Born and raised in Mozambique, and currently practicing community-based work with The Gorongosa Project, Dominique is one of six conservationists supported by the Career Program in 2021, its inaugural year. This initiative provides financial support, skills training, and mentorship opportunities for career growth and to avoid attrition amongst local conservationists. Through the Career Program, leaders like Dominique can advance their roles as key decision makers in the stewardship of their country’s wildlife. Dominique believes that the ongoing mentorship she receives will be essential to becoming a self-sustaining, adaptive leader who can help protect Gorongosa’s elephants and foster coexistence with its adjacent communities.
There were once over 2,500 elephants roaming Gorongosa, but a long civil war devastated their numbers. They were poached for food and ivory, and when the war ended in 1992, fewer than 200 elephants remained. Gorongosa staff have spent years restoring the war-torn landscape and translocating animals back to the park. Today, about 1,000 elephants have returned, and Dominique wants to ensure these elephants are not lost to further conflict. The buffer zones around Gorongosa are home to many communities, and elephants sometimes wander into farmlands looking for food. Losing a year’s harvest to such raids understandably riles farmers, who use crop income for their families’ education and healthcare. They look to park management for solutions.
Dominique investigates elephant movement and seasonal distribution, determining where they may clash with neighboring communities. When elephants are spotted entering farmlands, a ranger team is deployed to scare them off with loud noises and fireworks. By safely warding off elephants and coming to the aid of farmers, Dominique’s project is supporting other park departments to promote human-elephant coexistence. Her ecology work has also been crucial to understanding how human pressure changes elephant behavior. She and her research partners discovered that after the war, many female elephants in the region rapidly evolved to be tuskless, likely in response to rampant ivory poaching. Understanding the evolutionary consequences of wildlife exploitation are increasingly important for conservation planning.

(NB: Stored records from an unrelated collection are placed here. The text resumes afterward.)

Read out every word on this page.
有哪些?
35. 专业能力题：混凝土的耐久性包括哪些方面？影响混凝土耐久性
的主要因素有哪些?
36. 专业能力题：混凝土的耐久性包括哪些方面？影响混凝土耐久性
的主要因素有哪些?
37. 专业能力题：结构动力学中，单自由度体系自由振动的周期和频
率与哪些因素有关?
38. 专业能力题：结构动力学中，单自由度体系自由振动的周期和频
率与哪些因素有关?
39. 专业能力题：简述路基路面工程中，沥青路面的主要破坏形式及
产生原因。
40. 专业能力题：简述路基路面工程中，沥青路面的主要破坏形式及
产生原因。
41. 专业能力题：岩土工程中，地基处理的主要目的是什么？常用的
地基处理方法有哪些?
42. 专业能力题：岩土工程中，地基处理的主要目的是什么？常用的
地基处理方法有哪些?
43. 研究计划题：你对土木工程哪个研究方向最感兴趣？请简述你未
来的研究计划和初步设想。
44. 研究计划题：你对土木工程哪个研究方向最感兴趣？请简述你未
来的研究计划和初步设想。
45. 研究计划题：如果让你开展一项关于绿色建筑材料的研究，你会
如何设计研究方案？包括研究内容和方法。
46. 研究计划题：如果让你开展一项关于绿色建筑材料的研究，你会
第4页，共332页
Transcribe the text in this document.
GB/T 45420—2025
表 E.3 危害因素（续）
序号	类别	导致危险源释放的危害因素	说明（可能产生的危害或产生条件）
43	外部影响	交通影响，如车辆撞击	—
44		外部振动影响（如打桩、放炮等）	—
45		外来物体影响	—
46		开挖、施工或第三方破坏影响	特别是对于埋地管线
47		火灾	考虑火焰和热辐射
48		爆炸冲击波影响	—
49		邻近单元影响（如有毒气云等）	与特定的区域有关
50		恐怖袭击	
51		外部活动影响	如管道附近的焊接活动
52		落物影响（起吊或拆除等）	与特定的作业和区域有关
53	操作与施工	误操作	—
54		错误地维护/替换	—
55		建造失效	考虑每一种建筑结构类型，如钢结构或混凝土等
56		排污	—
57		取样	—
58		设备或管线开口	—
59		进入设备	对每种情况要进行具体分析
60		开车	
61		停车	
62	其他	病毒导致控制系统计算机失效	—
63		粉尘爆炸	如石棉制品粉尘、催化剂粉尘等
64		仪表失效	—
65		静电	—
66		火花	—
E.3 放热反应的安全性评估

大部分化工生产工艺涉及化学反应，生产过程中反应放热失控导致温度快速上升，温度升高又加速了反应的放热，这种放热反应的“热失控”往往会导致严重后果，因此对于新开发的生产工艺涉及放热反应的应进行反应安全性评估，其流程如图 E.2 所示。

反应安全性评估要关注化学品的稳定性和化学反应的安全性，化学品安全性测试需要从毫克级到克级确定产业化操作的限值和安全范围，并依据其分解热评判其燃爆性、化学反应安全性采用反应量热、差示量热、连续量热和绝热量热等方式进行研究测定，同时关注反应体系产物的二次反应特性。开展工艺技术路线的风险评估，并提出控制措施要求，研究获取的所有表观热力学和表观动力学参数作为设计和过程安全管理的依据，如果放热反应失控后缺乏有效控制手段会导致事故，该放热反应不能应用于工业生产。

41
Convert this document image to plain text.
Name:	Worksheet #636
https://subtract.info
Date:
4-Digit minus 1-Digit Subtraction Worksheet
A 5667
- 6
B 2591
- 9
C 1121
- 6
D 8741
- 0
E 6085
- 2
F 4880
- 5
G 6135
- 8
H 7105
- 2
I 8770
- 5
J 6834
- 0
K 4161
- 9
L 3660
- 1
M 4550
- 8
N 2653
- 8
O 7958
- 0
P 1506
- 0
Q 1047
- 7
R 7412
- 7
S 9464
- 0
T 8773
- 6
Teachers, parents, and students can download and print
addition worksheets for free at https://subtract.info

As she spies a herd of elephants passing through the morning mist, Dominique takes pride in her role as a bridge between people and elephants. Coexistence takes time to cultivate, and with the Career Program investing in her growth, Dominique Gonçalves is eager to continue her elephant ecology project, get practical training to expand her work, and find new ways to build harmony between her communities and elephants.